Conference Championship Features Two Pro Bowl Quarterbacks

21Jan16

This year’s championship game will be featuring two of the best quarterbacks in the league squaring off against each other, with a trip to the Super Bowl on the line. It should be a great game.

Oh yeah, Brady and Manning will face off again in the other conference’s final. Yawn!!

That’s right folks, the game I’m excited about will be played out in Charlotte, where Carson Palmer’s Arizona Cardinals will be taking on Cam Newton’s Carolina Panthers. With the game featuring two of the finalists of the NFL MVP race, there are sure to be some offensive fireworks.

But the QBs aren’t the only highly anticipated part of this game. The two teams feature a couple of the best defensive units as well, although their respective strengths are definitely different.

The Cardinals defense starts with their secondary, one of the best shut down units in the league. With Patrick Peterson personally shutting down every single #1 receiver he’s faced this season, the rest of the DBs are freed up to be creative with their schemes, whether that means double teaming the next best receiver, playing a zone or coming strong with one of their many blitz packages.

Although the Panthers have a stud cornerback of their own in Josh Norman, their strength is not in the secondary, but rather it is up front. Their front seven is perhaps the scariest in the league, featuring all-planet linebacker Luke Kuechly.

Ironically, the key to this game, the one featuring two quarterbacks that are the most prominent names mentioned in all MVP conversations running the top two scoring offenses in the league, will be found on the defensive side of the line of scrimmage. The winner of this game will be the team that is able to contain their opponent’s offensive unit the best.

So what do they have to do to achieve this? Let’s take a look at each team.

The Arizona Cardinals have one the best, if not THE best receiving corps in the league. They’ve got Larry Fitzgerald having the best year of his hall of fame career playing the slot, leaving high flying Michael Floyd and the speedster John Brown to light up the sidelines. With two or three more legitimate wide receivers on the bench and a couple of solid tight ends that can actually catch (hey, Cardinals fans are not used to that), the passing game is not something that can be shut down for four quarters.

When the offensive line works together as a unit, the running game is scary good, with rookie Dave Johnson taking over for the injured veteran Chris Johnson and lighting things up. However, the O-line doesn’t always play up to par, as demonstrated last week against Green Bay.
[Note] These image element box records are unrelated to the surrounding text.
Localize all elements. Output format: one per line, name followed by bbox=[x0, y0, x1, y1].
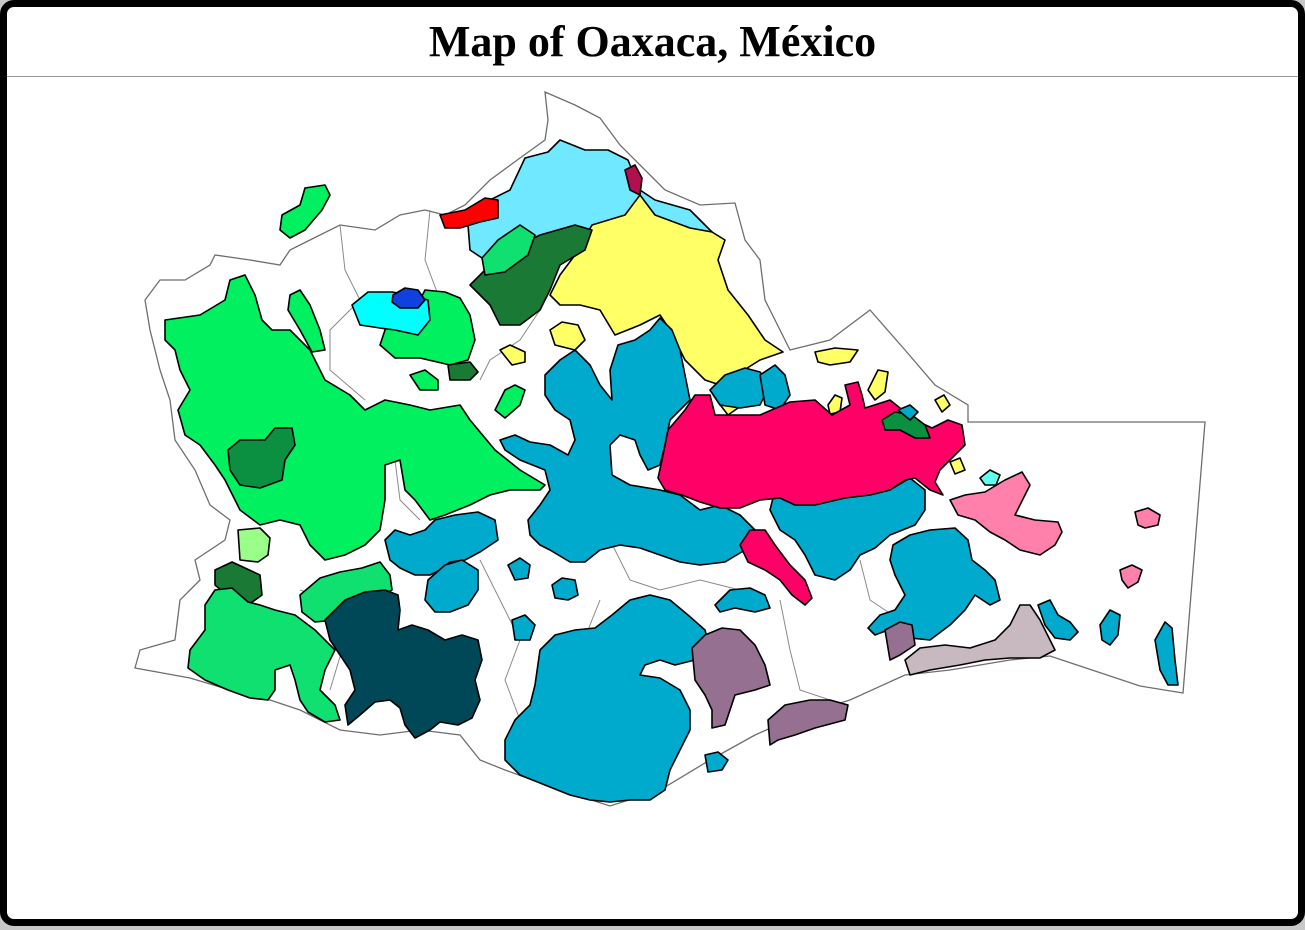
region-magenta bbox=[657, 381, 966, 509]
region-teal-south bbox=[504, 594, 711, 803]
region-dark-green-small bbox=[447, 361, 479, 381]
region-red bbox=[439, 197, 499, 229]
region-teal-sw-b bbox=[424, 559, 479, 613]
region-magenta-tail bbox=[739, 529, 813, 606]
region-light-green bbox=[237, 527, 271, 563]
region-teal-spot-e bbox=[511, 614, 536, 641]
region-light-mauve bbox=[904, 604, 1056, 676]
region-mauve-b bbox=[767, 699, 849, 746]
region-bright-green-spot-a bbox=[409, 369, 439, 391]
region-yellow-spot-c bbox=[814, 347, 859, 366]
region-mauve-a bbox=[691, 627, 771, 729]
region-aqua bbox=[979, 469, 1001, 486]
region-teal-spot-j bbox=[1154, 621, 1179, 686]
region-pink-spot-b bbox=[1119, 564, 1143, 589]
region-green-south-band bbox=[299, 561, 393, 623]
region-teal-sw-a bbox=[384, 511, 499, 576]
page-title: Map of Oaxaca, México bbox=[428, 17, 877, 66]
region-teal-tiny-east bbox=[897, 404, 919, 421]
region-teal-southeast bbox=[867, 527, 1001, 641]
region-pink-east bbox=[949, 471, 1063, 556]
region-teal-spot-f bbox=[714, 587, 771, 613]
region-forest-green-west bbox=[227, 427, 296, 489]
region-teal-spot-c bbox=[507, 557, 531, 581]
region-yellow-spot-f bbox=[934, 394, 951, 413]
region-teal-spot-d bbox=[551, 577, 579, 601]
region-teal-spot-g bbox=[704, 751, 729, 773]
region-teal-central bbox=[499, 317, 756, 566]
region-teal-spot-h bbox=[1037, 599, 1079, 641]
region-teal-spot-b bbox=[759, 364, 791, 411]
region-layer bbox=[164, 139, 1179, 803]
region-yellow-spot-b bbox=[499, 344, 526, 366]
region-mauve-c bbox=[884, 621, 916, 661]
region-green-north bbox=[481, 224, 536, 276]
region-yellow-spot-d bbox=[867, 369, 889, 401]
region-yellow-spot-a bbox=[549, 321, 586, 351]
region-blue bbox=[391, 287, 426, 309]
title-bar: Map of Oaxaca, México bbox=[7, 7, 1298, 77]
region-bright-green-nw-spot bbox=[279, 184, 331, 239]
region-green-southwest bbox=[187, 587, 341, 723]
region-crimson-north bbox=[624, 164, 643, 196]
region-teal-spot-i bbox=[1099, 609, 1121, 646]
region-bright-green-finger bbox=[287, 289, 326, 353]
region-pink-spot-a bbox=[1134, 507, 1161, 529]
region-dark-teal bbox=[324, 589, 483, 739]
region-yellow-spot-h bbox=[949, 457, 966, 475]
region-bright-green-spot-b bbox=[494, 384, 526, 419]
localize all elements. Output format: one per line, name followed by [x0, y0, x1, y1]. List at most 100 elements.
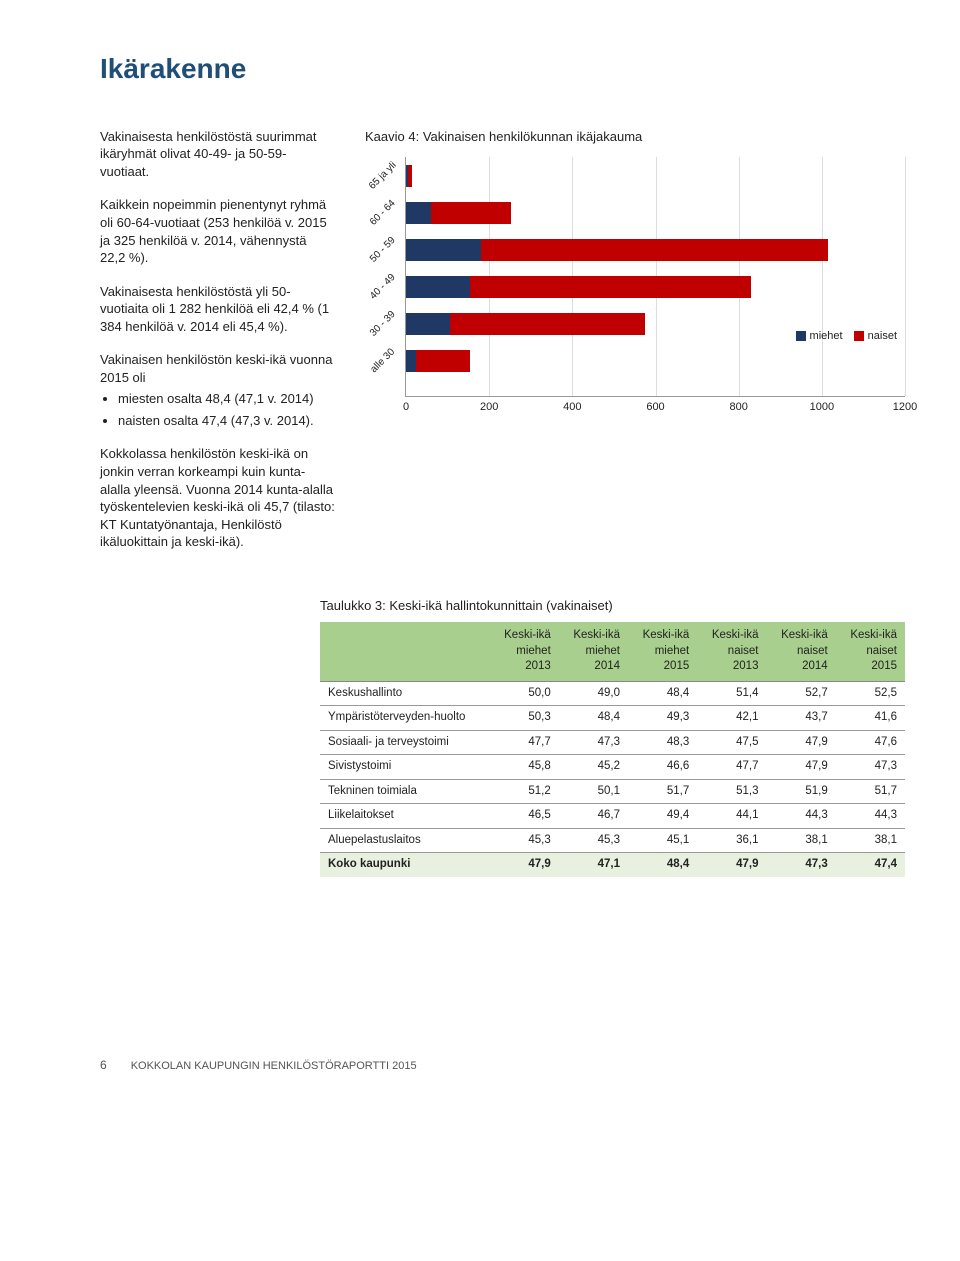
table-header-cell: Keski-ikämiehet2015	[628, 622, 697, 681]
table-cell: 50,1	[559, 779, 628, 804]
table-cell: 51,7	[628, 779, 697, 804]
table-cell: 51,9	[766, 779, 835, 804]
x-tick-label: 800	[729, 400, 747, 415]
table-cell: 47,1	[559, 853, 628, 877]
page-title: Ikärakenne	[100, 50, 905, 88]
page-footer: 6 KOKKOLAN KAUPUNGIN HENKILÖSTÖRAPORTTI …	[100, 1057, 905, 1074]
chart-wrap: 020040060080010001200 miehet naiset 65 j…	[365, 157, 905, 421]
bar-chart: 020040060080010001200	[405, 157, 905, 397]
paragraph-3: Vakinaisesta henkilöstöstä yli 50-vuotia…	[100, 283, 335, 336]
table-cell: 51,3	[697, 779, 766, 804]
bar-segment-miehet	[406, 202, 431, 224]
x-tick-label: 200	[480, 400, 498, 415]
table-header-blank	[320, 622, 490, 681]
table-cell: 46,5	[490, 804, 559, 829]
y-category-label: 40 - 49	[367, 271, 399, 303]
bar-row	[406, 313, 645, 335]
bar-row	[406, 202, 511, 224]
page-number: 6	[100, 1057, 107, 1073]
row-label: Keskushallinto	[320, 681, 490, 706]
table-cell: 47,3	[766, 853, 835, 877]
table-cell: 49,3	[628, 706, 697, 731]
table-header-cell: Keski-ikänaiset2014	[766, 622, 835, 681]
chart-legend: miehet naiset	[796, 329, 905, 346]
table-cell: 47,9	[766, 730, 835, 755]
table-cell: 47,9	[697, 853, 766, 877]
table-body: Keskushallinto50,049,048,451,452,752,5Ym…	[320, 681, 905, 877]
table-header-cell: Keski-ikämiehet2014	[559, 622, 628, 681]
bar-segment-naiset	[450, 313, 645, 335]
table-cell: 47,9	[766, 755, 835, 780]
table-cell: 43,7	[766, 706, 835, 731]
table-cell: 48,4	[628, 853, 697, 877]
left-column: Vakinaisesta henkilöstöstä suurimmat ikä…	[100, 128, 335, 567]
document-name: KOKKOLAN KAUPUNGIN HENKILÖSTÖRAPORTTI 20…	[131, 1059, 417, 1074]
bar-segment-naiset	[416, 350, 470, 372]
bullet-2: naisten osalta 47,4 (47,3 v. 2014).	[118, 412, 335, 430]
bullet-list: miesten osalta 48,4 (47,1 v. 2014) naist…	[100, 390, 335, 429]
y-category-label: alle 30	[368, 346, 398, 376]
table-cell: 48,4	[559, 706, 628, 731]
y-category-label: 50 - 59	[367, 234, 399, 266]
table-header-cell: Keski-ikänaiset2015	[836, 622, 905, 681]
table-cell: 47,6	[836, 730, 905, 755]
table-cell: 48,3	[628, 730, 697, 755]
bar-segment-miehet	[406, 239, 481, 261]
table-cell: 41,6	[836, 706, 905, 731]
row-label: Liikelaitokset	[320, 804, 490, 829]
row-label: Ympäristöterveyden-huolto	[320, 706, 490, 731]
table-title: Taulukko 3: Keski-ikä hallintokunnittain…	[320, 597, 905, 615]
bar-row	[406, 239, 828, 261]
legend-miehet: miehet	[796, 329, 843, 344]
table-cell: 45,2	[559, 755, 628, 780]
table-header-cell: Keski-ikänaiset2013	[697, 622, 766, 681]
bar-segment-naiset	[408, 165, 412, 187]
table-row: Sosiaali- ja terveystoimi47,747,348,3 47,…	[320, 730, 905, 755]
table-cell: 36,1	[697, 828, 766, 853]
row-label: Sivistystoimi	[320, 755, 490, 780]
table-cell: 52,7	[766, 681, 835, 706]
table-cell: 45,1	[628, 828, 697, 853]
table-cell: 47,4	[836, 853, 905, 877]
table-cell: 47,7	[697, 755, 766, 780]
bar-segment-naiset	[470, 276, 751, 298]
chart-title: Kaavio 4: Vakinaisen henkilökunnan ikäja…	[365, 128, 905, 146]
bar-row	[406, 276, 751, 298]
y-category-label: 60 - 64	[367, 197, 399, 229]
legend-label-miehet: miehet	[810, 329, 843, 344]
table-row: Sivistystoimi45,845,246,647,747,947,3	[320, 755, 905, 780]
right-column: Kaavio 4: Vakinaisen henkilökunnan ikäja…	[365, 128, 905, 567]
x-tick-label: 1000	[810, 400, 834, 415]
row-label: Aluepelastuslaitos	[320, 828, 490, 853]
table-cell: 48,4	[628, 681, 697, 706]
paragraph-1: Vakinaisesta henkilöstöstä suurimmat ikä…	[100, 128, 335, 181]
bar-segment-miehet	[406, 276, 470, 298]
x-tick-label: 400	[563, 400, 581, 415]
paragraph-4: Vakinaisen henkilöstön keski-ikä vuonna …	[100, 351, 335, 386]
table-cell: 44,3	[836, 804, 905, 829]
table-cell: 44,3	[766, 804, 835, 829]
table-total-row: Koko kaupunki47,947,148,447,947,347,4	[320, 853, 905, 877]
table-cell: 47,3	[836, 755, 905, 780]
table-head: Keski-ikämiehet2013Keski-ikämiehet2014Ke…	[320, 622, 905, 681]
row-label: Sosiaali- ja terveystoimi	[320, 730, 490, 755]
row-label: Tekninen toimiala	[320, 779, 490, 804]
table-cell: 46,6	[628, 755, 697, 780]
table-cell: 45,3	[490, 828, 559, 853]
table-cell: 45,8	[490, 755, 559, 780]
table-cell: 46,7	[559, 804, 628, 829]
x-tick-label: 600	[646, 400, 664, 415]
bar-segment-miehet	[406, 350, 416, 372]
table-cell: 47,3	[559, 730, 628, 755]
table-cell: 47,9	[490, 853, 559, 877]
table-cell: 42,1	[697, 706, 766, 731]
table-cell: 50,3	[490, 706, 559, 731]
table-header-cell: Keski-ikämiehet2013	[490, 622, 559, 681]
table-cell: 47,7	[490, 730, 559, 755]
table-cell: 49,0	[559, 681, 628, 706]
bar-segment-naiset	[431, 202, 511, 224]
table-row: Keskushallinto50,049,048,451,452,752,5	[320, 681, 905, 706]
table-cell: 51,2	[490, 779, 559, 804]
table-row: Liikelaitokset46,546,749,444,144,344,3	[320, 804, 905, 829]
table-cell: 51,4	[697, 681, 766, 706]
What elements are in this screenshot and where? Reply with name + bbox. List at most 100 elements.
Here is the opening that Carolina needs to take advantage of.

Last week, the Cardinals offense played conservative, which is not the game plan that got them here. Coach Arians and Carson Palmer have both promised to return to true form, which means more downfield passing, which, if successful, would open up the running game. The Panthers have to utilize their strength and put pressure on Palmer from the beginning, not allowing him time to throw deep. Palmer is not the most mobile QB, so if he is forced out of the pocket early and often, Carolina has a good shot to win this thing.

The Carolina Panthers offense starts and ends with Cam Newton. I don’t care how much everyone raves about their running game, it doesn’t happen if Newton is not the multi-threat that he is. I get the fact that Jonathon Stewart is having one of the best seasons of his career, but I’ve had this young man on my fantasy roster several times over the past five or so seasons, only to be ultimately disappointed come crunch time.

Their wide receiving corps, ironically, is led by a guy that couldn’t get on the field while a member of the Cardinals last season. Although he is one of the fastest players in the league, Ted Ginn Jr. has always had trouble hauling in the passes thrown his way. The real threat on this team is tight end Greg Olsen, who has been virtually unstoppable this season.

In order for the Cardinals to stop the Panthers, they need to do two things – stop Olsen and contain Newton. So how do you do that? Who knows. I mean who has been able to do that successfully this season? After all, the Panthers are sporting the best record in the league and have only lost once this year.

In my humble opinion, Arizona needs to shadow Newton with someone like Deone Bucannon, not allowing any double digit runs from the QB. Next, they should put Peterson on Olsen and let the remaining members of the secondary take on Ginn and Devin Funchess. This leaves the task for the remaining six to be containing the running game. Although they are fully capable of racking up the sacks, this front line is more successful when they stop the running game and contain the scrambling QBs.

So which team will be able to pull it off Sunday night? I don’t think we’ll have the answer until about the five-minute mark of the 4th quarter. Both teams will have early success containing the other’s scoring machine. I wouldn’t be surprised to see a low score at the break. But the halftime adjustments on offense will turn on the fireworks in the third quarter.

Who does this projection favor? Well the Panthers are known for early scoring and hanging on for the victory, while the Cardinals tend to start slowly and bring it on after a few possessions are in the bank. I think Arizona will do a better job than most containing Carolina in the first half, and then start the scoring explosion in the third.

Ultimately, I think the better team will win, and that is not the #1 seed. Arizona gets their revenge for last year’s playoff loss in this same stadium, winning an exciting battle 34-27.